TORAH → PARSHAH Issue 888 · December 1, 2021

Relativity of Knowledge

All wisdom, all knowledge that a man can claim, comes directly to each person from Hashem

Relativity of Knowledge

 

“And Yosef recognized his brothers, but they did not recognize him” (Bereishis 42:8). 

Rashi explains that they didn’t recognize him because when he’d left them, he didn’t have a beard, but now he had one.
Yet one can still wonder: Wouldn’t it be natural, even if he now had a beard, for them to recognize their own brother after seeing and speaking with him at length? (Rav Shimshon Pincus, Tiferes Shimshon)
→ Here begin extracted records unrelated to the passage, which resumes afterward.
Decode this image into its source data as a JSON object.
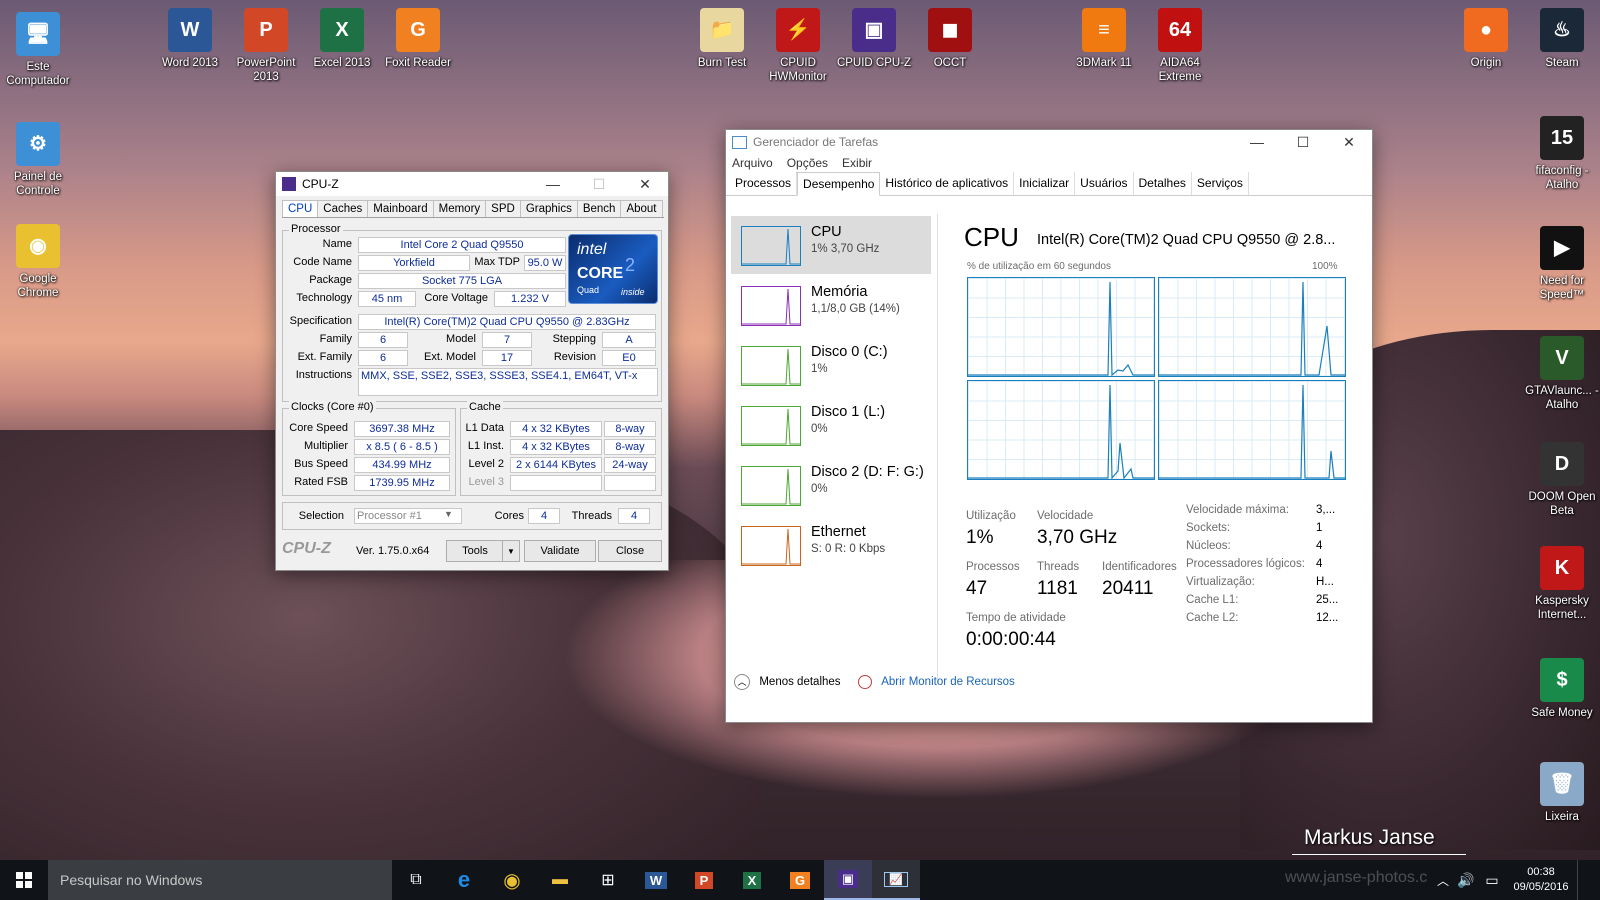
{
  "desktop_left": [
    {
      "label": "Este Computador",
      "color": "#3d8fd6",
      "glyph": "🖥",
      "icon": "computer-icon"
    },
    {
      "label": "Painel de Controle",
      "color": "#3d8fd6",
      "glyph": "⚙",
      "icon": "control-panel-icon"
    },
    {
      "label": "Google Chrome",
      "color": "#e8c030",
      "glyph": "◉",
      "icon": "chrome-icon"
    }
  ],
  "desktop_top": [
    {
      "label": "Word 2013",
      "color": "#2b5797",
      "glyph": "W",
      "icon": "word-icon"
    },
    {
      "label": "PowerPoint 2013",
      "color": "#d24726",
      "glyph": "P",
      "icon": "powerpoint-icon"
    },
    {
      "label": "Excel 2013",
      "color": "#1e7145",
      "glyph": "X",
      "icon": "excel-icon"
    },
    {
      "label": "Foxit Reader",
      "color": "#f08020",
      "glyph": "G",
      "icon": "foxit-icon"
    },
    {
      "label": "Burn Test",
      "color": "#e8d8a0",
      "glyph": "📁",
      "icon": "folder-icon"
    },
    {
      "label": "CPUID HWMonitor",
      "color": "#c01818",
      "glyph": "⚡",
      "icon": "hwmonitor-icon"
    },
    {
      "label": "CPUID CPU-Z",
      "color": "#4a2d8a",
      "glyph": "▣",
      "icon": "cpuz-icon"
    },
    {
      "label": "OCCT",
      "color": "#a01010",
      "glyph": "◼",
      "icon": "occt-icon"
    },
    {
      "label": "3DMark 11",
      "color": "#f07a10",
      "glyph": "≡",
      "icon": "3dmark-icon"
    },
    {
      "label": "AIDA64 Extreme",
      "color": "#c01010",
      "glyph": "64",
      "icon": "aida64-icon"
    },
    {
      "label": "Origin",
      "color": "#f06a20",
      "glyph": "●",
      "icon": "origin-icon"
    },
    {
      "label": "Steam",
      "color": "#1b2838",
      "glyph": "♨",
      "icon": "steam-icon"
    }
  ],
  "desktop_right": [
    {
      "label": "fifaconfig - Atalho",
      "color": "#222",
      "glyph": "15",
      "icon": "fifa-icon"
    },
    {
      "label": "Need for Speed™",
      "color": "#111",
      "glyph": "▶",
      "icon": "nfs-icon"
    },
    {
      "label": "GTAVlaunc... - Atalho",
      "color": "#2a5a2a",
      "glyph": "V",
      "icon": "gta-icon"
    },
    {
      "label": "DOOM Open Beta",
      "color": "#333",
      "glyph": "D",
      "icon": "doom-icon"
    },
    {
      "label": "Kaspersky Internet...",
      "color": "#c01818",
      "glyph": "K",
      "icon": "kaspersky-icon"
    },
    {
      "label": "Safe Money",
      "color": "#1a8a4a",
      "glyph": "$",
      "icon": "safe-money-icon"
    },
    {
      "label": "Lixeira",
      "color": "#8aa8c8",
      "glyph": "🗑",
      "icon": "recycle-bin-icon"
    }
  ],
  "cpuz": {
    "title": "CPU-Z",
    "tabs": [
      "CPU",
      "Caches",
      "Mainboard",
      "Memory",
      "SPD",
      "Graphics",
      "Bench",
      "About"
    ],
    "processor_legend": "Processor",
    "name_l": "Name",
    "name_v": "Intel Core 2 Quad Q9550",
    "codename_l": "Code Name",
    "codename_v": "Yorkfield",
    "maxtdp_l": "Max TDP",
    "maxtdp_v": "95.0 W",
    "package_l": "Package",
    "package_v": "Socket 775 LGA",
    "tech_l": "Technology",
    "tech_v": "45 nm",
    "voltage_l": "Core Voltage",
    "voltage_v": "1.232 V",
    "spec_l": "Specification",
    "spec_v": "Intel(R) Core(TM)2 Quad CPU    Q9550  @ 2.83GHz",
    "family_l": "Family",
    "family_v": "6",
    "model_l": "Model",
    "model_v": "7",
    "stepping_l": "Stepping",
    "stepping_v": "A",
    "extfamily_l": "Ext. Family",
    "extfamily_v": "6",
    "extmodel_l": "Ext. Model",
    "extmodel_v": "17",
    "revision_l": "Revision",
    "revision_v": "E0",
    "instr_l": "Instructions",
    "instr_v": "MMX, SSE, SSE2, SSE3, SSSE3, SSE4.1, EM64T, VT-x",
    "logo_intel": "intel",
    "logo_core": "CORE",
    "logo_2": "2",
    "logo_quad": "Quad",
    "logo_inside": "inside",
    "clocks_legend": "Clocks (Core #0)",
    "corespeed_l": "Core Speed",
    "corespeed_v": "3697.38 MHz",
    "multiplier_l": "Multiplier",
    "multiplier_v": "x 8.5  ( 6 - 8.5 )",
    "busspeed_l": "Bus Speed",
    "busspeed_v": "434.99 MHz",
    "ratedfsb_l": "Rated FSB",
    "ratedfsb_v": "1739.95 MHz",
    "cache_legend": "Cache",
    "l1d_l": "L1 Data",
    "l1d_v": "4 x 32 KBytes",
    "l1d_w": "8-way",
    "l1i_l": "L1 Inst.",
    "l1i_v": "4 x 32 KBytes",
    "l1i_w": "8-way",
    "l2_l": "Level 2",
    "l2_v": "2 x 6144 KBytes",
    "l2_w": "24-way",
    "l3_l": "Level 3",
    "selection_l": "Selection",
    "selection_v": "Processor #1",
    "cores_l": "Cores",
    "cores_v": "4",
    "threads_l": "Threads",
    "threads_v": "4",
    "brand": "CPU-Z",
    "version": "Ver. 1.75.0.x64",
    "tools_btn": "Tools",
    "validate_btn": "Validate",
    "close_btn": "Close"
  },
  "tm": {
    "title": "Gerenciador de Tarefas",
    "menu": [
      "Arquivo",
      "Opções",
      "Exibir"
    ],
    "tabs": [
      "Processos",
      "Desempenho",
      "Histórico de aplicativos",
      "Inicializar",
      "Usuários",
      "Detalhes",
      "Serviços"
    ],
    "resources": [
      {
        "name": "CPU",
        "sub": "1% 3,70 GHz",
        "color": "#1a7fbf"
      },
      {
        "name": "Memória",
        "sub": "1,1/8,0 GB (14%)",
        "color": "#8b2fb5"
      },
      {
        "name": "Disco 0 (C:)",
        "sub": "1%",
        "color": "#4da633"
      },
      {
        "name": "Disco 1 (L:)",
        "sub": "0%",
        "color": "#4da633"
      },
      {
        "name": "Disco 2 (D: F: G:)",
        "sub": "0%",
        "color": "#4da633"
      },
      {
        "name": "Ethernet",
        "sub": "S: 0 R: 0 Kbps",
        "color": "#c8641e"
      }
    ],
    "cpu_title": "CPU",
    "cpu_model": "Intel(R) Core(TM)2 Quad CPU Q9550 @ 2.8...",
    "graph_label": "% de utilização em 60 segundos",
    "graph_max": "100%",
    "util_l": "Utilização",
    "util_v": "1%",
    "speed_l": "Velocidade",
    "speed_v": "3,70 GHz",
    "proc_l": "Processos",
    "proc_v": "47",
    "threads_l": "Threads",
    "threads_v": "1181",
    "handles_l": "Identificadores",
    "handles_v": "20411",
    "uptime_l": "Tempo de atividade",
    "uptime_v": "0:00:00:44",
    "details": [
      {
        "k": "Velocidade máxima:",
        "v": "3,..."
      },
      {
        "k": "Sockets:",
        "v": "1"
      },
      {
        "k": "Núcleos:",
        "v": "4"
      },
      {
        "k": "Processadores lógicos:",
        "v": "4"
      },
      {
        "k": "Virtualização:",
        "v": "H..."
      },
      {
        "k": "Cache L1:",
        "v": "25..."
      },
      {
        "k": "Cache L2:",
        "v": "12..."
      }
    ],
    "less_details": "Menos detalhes",
    "open_monitor": "Abrir Monitor de Recursos"
  },
  "watermark": {
    "name": "Markus Janse",
    "url": "www.janse-photos.c"
  },
  "taskbar": {
    "search_placeholder": "Pesquisar no Windows",
    "time": "00:38",
    "date": "09/05/2016"
  }
}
There was a knock on our door. When I opened it, my neighbor’s ten-year-old stood in the doorway, holding a piece of paper.

Please join our son Mordechai in celebrating a siyum on Maseches Succos. We will be forming a minyan outside, and are hoping you’ll be able to participate in this momentous occasion for Mordechai. Oif simchos! The Friedman Family.

Tears sprang to my eyes. This was no random get-together. Mordechai Friedman was an adult with special needs, and this siyum marked his intense efforts to complete such a feat. I later learned that Mordechai had been learning this masechta for three years, with his rebbi, his father, and a local avreich in shul.

Now, during lockdown, Mordechai sought a minyan to rejoice with him in this accomplishment.